When was the last time a largely old-time music album made a year-end Top Ten list at such prestigious publications as The New Yorker and the UK’s The Guardian? It’s likely safe to say “Never.” The critical acclaim lavished on Jake Blount’s May 2020 release Spider Taleswould be the envy of a debut album in any genre. (Blount previously released an EP and a couple of band projects, but this is the first full-scale album under his name.) How did this one rise from the sequestered old-time niche to such wide notice?
Blount is an exceptional old-time banjo player, a skill rewarded by winning the 2020 Steve Martin Banjo Prize and first place in banjo at the 2019 Appalachian String Band Music Festival. He’s also a fine fiddler and a good singer. On Spider Taleshe’s joined by other young talents, most notably fiddler Tatiana Hargreaves. The two have great musical rapport, loose but never sloppy, whether playing twin fiddles or banjo and fiddle. There’s terrific energy between Blount and Hargreaves, and that kicks up a polyrhythmic notch when Nic Gareiss joins them on “feet,” as he does on three tracks. He’s a terrific percussionist! Thanks to expert engineering by Joseph DeJarnette, the music barrels across with a very live, in-your-face feeling. It’s simply a great-sounding, well recorded album.
In the album notes, Blount, who is Black, writes of Spider Tales in African folklore and calls the 14 tracks on his album (half with vocals, half wholly instrumental) “Spider Tales in their own right, passed down largely amongst the same people…” Most of the songs and tunes on Spider Tales come from Black sources; three are from North Carolina Cherokee fiddlers Manco Sneed and brothers Osey and Ernest Helton.
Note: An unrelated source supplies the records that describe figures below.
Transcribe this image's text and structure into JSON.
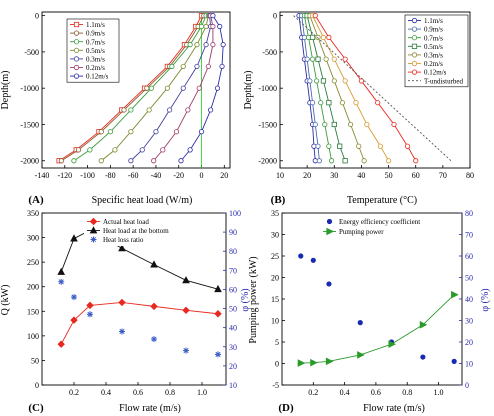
{
  "panels": {
    "A": {
      "letter": "(A)",
      "xlabel": "Specific heat load (W/m)",
      "ylabel": "Depth(m)",
      "xticks": [
        -140,
        -120,
        -100,
        -80,
        -60,
        -40,
        -20,
        0,
        20
      ],
      "yticks": [
        0,
        -500,
        -1000,
        -1500,
        -2000
      ],
      "legend": [
        "1.1m/s",
        "0.9m/s",
        "0.7m/s",
        "0.5m/s",
        "0.3m/s",
        "0.2m/s",
        "0.12m/s"
      ]
    },
    "B": {
      "letter": "(B)",
      "xlabel": "Temperature (°C)",
      "ylabel": "Depth(m)",
      "xticks": [
        10,
        20,
        30,
        40,
        50,
        60,
        70,
        80
      ],
      "yticks": [
        0,
        -500,
        -1000,
        -1500,
        -2000
      ],
      "legend": [
        "1.1m/s",
        "0.9m/s",
        "0.7m/s",
        "0.5m/s",
        "0.3m/s",
        "0.2m/s",
        "0.12m/s",
        "T-undisturbed"
      ]
    },
    "C": {
      "letter": "(C)",
      "xlabel": "Flow rate (m/s)",
      "ylabel_left": "Q (kW)",
      "ylabel_right": "φ (%)",
      "xticks": [
        "0.2",
        "0.4",
        "0.6",
        "0.8",
        "1.0"
      ],
      "yticks_left": [
        0,
        50,
        100,
        150,
        200,
        250,
        300,
        350
      ],
      "yticks_right": [
        10,
        20,
        30,
        40,
        50,
        60,
        70,
        80,
        90,
        100
      ],
      "legend": [
        "Actual heat load",
        "Heat load at the bottom",
        "Heat loss ratio"
      ]
    },
    "D": {
      "letter": "(D)",
      "xlabel": "Flow rate (m/s)",
      "ylabel_left": "Pumping power (kW)",
      "ylabel_right": "φ (%)",
      "xticks": [
        "0.2",
        "0.4",
        "0.6",
        "0.8",
        "1.0"
      ],
      "yticks_left": [
        -5,
        0,
        5,
        10,
        15,
        20,
        25,
        30,
        35
      ],
      "yticks_right": [
        0,
        10,
        20,
        30,
        40,
        50,
        60,
        70,
        80
      ],
      "legend": [
        "Energy efficiency coefficient",
        "Pumping power"
      ]
    }
  },
  "chart_data": [
    {
      "panel": "A",
      "type": "line",
      "xlabel": "Specific heat load (W/m)",
      "ylabel": "Depth(m)",
      "xlim": [
        -140,
        25
      ],
      "ylim": [
        -2100,
        50
      ],
      "series": [
        {
          "name": "1.1m/s",
          "color": "#e8281e",
          "marker": "square",
          "x": [
            -125,
            -110,
            -90,
            -70,
            -50,
            -30,
            -15,
            -5,
            0
          ],
          "y": [
            -2000,
            -1850,
            -1600,
            -1300,
            -1000,
            -700,
            -400,
            -150,
            0
          ]
        },
        {
          "name": "0.9m/s",
          "color": "#8a5a2a",
          "marker": "circle",
          "x": [
            -123,
            -108,
            -88,
            -68,
            -48,
            -28,
            -13,
            -3,
            2
          ],
          "y": [
            -2000,
            -1850,
            -1600,
            -1300,
            -1000,
            -700,
            -400,
            -150,
            0
          ]
        },
        {
          "name": "0.7m/s",
          "color": "#3a9a3a",
          "marker": "circle",
          "x": [
            -112,
            -98,
            -80,
            -62,
            -44,
            -26,
            -10,
            0,
            4
          ],
          "y": [
            -2000,
            -1850,
            -1600,
            -1300,
            -1000,
            -700,
            -400,
            -150,
            0
          ]
        },
        {
          "name": "0.5m/s",
          "color": "#7a8a30",
          "marker": "circle",
          "x": [
            -88,
            -76,
            -62,
            -46,
            -30,
            -16,
            -4,
            4,
            6
          ],
          "y": [
            -2000,
            -1850,
            -1600,
            -1300,
            -1000,
            -700,
            -400,
            -150,
            0
          ]
        },
        {
          "name": "0.3m/s",
          "color": "#4040a0",
          "marker": "circle",
          "x": [
            -62,
            -52,
            -40,
            -28,
            -16,
            -4,
            4,
            8,
            7
          ],
          "y": [
            -2000,
            -1850,
            -1600,
            -1300,
            -1000,
            -700,
            -400,
            -150,
            0
          ]
        },
        {
          "name": "0.2m/s",
          "color": "#a03a6a",
          "marker": "circle",
          "x": [
            -42,
            -34,
            -22,
            -12,
            -2,
            6,
            10,
            10,
            8
          ],
          "y": [
            -2000,
            -1850,
            -1600,
            -1300,
            -1000,
            -700,
            -400,
            -150,
            0
          ]
        },
        {
          "name": "0.12m/s",
          "color": "#2a2aaa",
          "marker": "circle",
          "x": [
            -18,
            -10,
            0,
            8,
            14,
            18,
            19,
            16,
            10
          ],
          "y": [
            -2000,
            -1850,
            -1600,
            -1300,
            -1000,
            -700,
            -400,
            -150,
            0
          ]
        }
      ]
    },
    {
      "panel": "B",
      "type": "line",
      "xlabel": "Temperature (°C)",
      "ylabel": "Depth(m)",
      "xlim": [
        10,
        80
      ],
      "ylim": [
        -2100,
        50
      ],
      "series": [
        {
          "name": "1.1m/s",
          "color": "#2a2aaa",
          "marker": "circle",
          "x": [
            17,
            18,
            19,
            20,
            21,
            22,
            22.5,
            23
          ],
          "y": [
            0,
            -300,
            -600,
            -900,
            -1200,
            -1500,
            -1800,
            -2000
          ]
        },
        {
          "name": "0.9m/s",
          "color": "#4a6aaa",
          "marker": "circle",
          "x": [
            18,
            19,
            20,
            21,
            22,
            23,
            24,
            24.5
          ],
          "y": [
            0,
            -300,
            -600,
            -900,
            -1200,
            -1500,
            -1800,
            -2000
          ]
        },
        {
          "name": "0.7m/s",
          "color": "#3a9a3a",
          "marker": "circle",
          "x": [
            19,
            20.5,
            22,
            23.5,
            25,
            26.5,
            28,
            29
          ],
          "y": [
            0,
            -300,
            -600,
            -900,
            -1200,
            -1500,
            -1800,
            -2000
          ]
        },
        {
          "name": "0.5m/s",
          "color": "#2a7a3a",
          "marker": "square",
          "x": [
            20,
            22,
            24,
            26,
            28,
            30,
            32,
            34
          ],
          "y": [
            0,
            -300,
            -600,
            -900,
            -1200,
            -1500,
            -1800,
            -2000
          ]
        },
        {
          "name": "0.3m/s",
          "color": "#8a8a30",
          "marker": "circle",
          "x": [
            21,
            24,
            27,
            30,
            33,
            36,
            39,
            41
          ],
          "y": [
            0,
            -300,
            -600,
            -900,
            -1200,
            -1500,
            -1800,
            -2000
          ]
        },
        {
          "name": "0.2m/s",
          "color": "#d89a30",
          "marker": "circle",
          "x": [
            22,
            26,
            30,
            34,
            38,
            42,
            47,
            50
          ],
          "y": [
            0,
            -300,
            -600,
            -900,
            -1200,
            -1500,
            -1800,
            -2000
          ]
        },
        {
          "name": "0.12m/s",
          "color": "#e8281e",
          "marker": "circle",
          "x": [
            23,
            28,
            34,
            40,
            46,
            52,
            57,
            60
          ],
          "y": [
            0,
            -300,
            -600,
            -900,
            -1200,
            -1500,
            -1800,
            -2000
          ]
        },
        {
          "name": "T-undisturbed",
          "color": "#555555",
          "marker": "none",
          "dash": true,
          "x": [
            15,
            73
          ],
          "y": [
            0,
            -2000
          ]
        }
      ]
    },
    {
      "panel": "C",
      "type": "line",
      "xlabel": "Flow rate (m/s)",
      "ylabel": "Q (kW)",
      "xlim": [
        0,
        1.15
      ],
      "ylim": [
        0,
        350
      ],
      "y2lim": [
        10,
        100
      ],
      "series": [
        {
          "name": "Actual heat load",
          "color": "#e8281e",
          "marker": "diamond",
          "axis": "left",
          "x": [
            0.12,
            0.2,
            0.3,
            0.5,
            0.7,
            0.9,
            1.1
          ],
          "y": [
            83,
            132,
            162,
            168,
            160,
            152,
            145
          ]
        },
        {
          "name": "Heat load at the bottom",
          "color": "#111111",
          "marker": "triangle",
          "axis": "left",
          "x": [
            0.12,
            0.2,
            0.3,
            0.5,
            0.7,
            0.9,
            1.1
          ],
          "y": [
            230,
            298,
            315,
            278,
            245,
            213,
            195
          ]
        },
        {
          "name": "Heat loss ratio",
          "color": "#3a5ac8",
          "marker": "star",
          "axis": "right",
          "line": false,
          "x": [
            0.12,
            0.2,
            0.3,
            0.5,
            0.7,
            0.9,
            1.1
          ],
          "y": [
            64,
            56,
            47,
            38,
            34,
            28,
            26
          ]
        }
      ]
    },
    {
      "panel": "D",
      "type": "line",
      "xlabel": "Flow rate (m/s)",
      "ylabel": "Pumping power (kW)",
      "xlim": [
        0,
        1.15
      ],
      "ylim": [
        -5,
        35
      ],
      "y2lim": [
        0,
        80
      ],
      "series": [
        {
          "name": "Energy efficiency coefficient",
          "color": "#1a2ab0",
          "marker": "circle",
          "axis": "right",
          "line": false,
          "x": [
            0.12,
            0.2,
            0.3,
            0.5,
            0.7,
            0.9,
            1.1
          ],
          "y": [
            60,
            58,
            47,
            29,
            20,
            13,
            11
          ]
        },
        {
          "name": "Pumping power",
          "color": "#2a9a2a",
          "marker": "triangle-right",
          "axis": "left",
          "x": [
            0.12,
            0.2,
            0.3,
            0.5,
            0.7,
            0.9,
            1.1
          ],
          "y": [
            0.1,
            0.2,
            0.5,
            2,
            4.5,
            9,
            16
          ]
        }
      ]
    }
  ]
}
Blount spotlights the often-overlooked African American and indigenous roots of many fiddle and banjo tunes. He also offers up a ring shout (“Move, Daniel”), a spiritual (“The Angels Done Bowed Down”), and a disparate couple of blues: the vitriolic “Mad Mama’s Blues,” which comes from 1920s “classic blues” vocalist Josie Miles, and “Where Did You Sleep Last Night,” the much-covered Lead Belly variant of “In the Pines.”
For a good-time blast, the rollicking “Rocky Road to Dublin,” with the fiddles of Blount and Hargreaves driven forward by Rachel Eddy on guitar, Jeff Claus on banjo-uke, and Haselden Ciaccio on bass, takes the blue ribbon. For a more astringent (but no less danceable) dose of off-kilter ear candy, the spare-sounding banjo-fiddle duet “English Chicken” is a winner. Of Blount’s vocals, “Brown Skin Baby,” which showcases just him and his fiddle, may be the most engaging. Anyone hoping to play along will find fiddle and banjo tunings in the liner notes. Spider Tales is a musical success from creative young artists bringing fresh perspectives to the old-time tradition.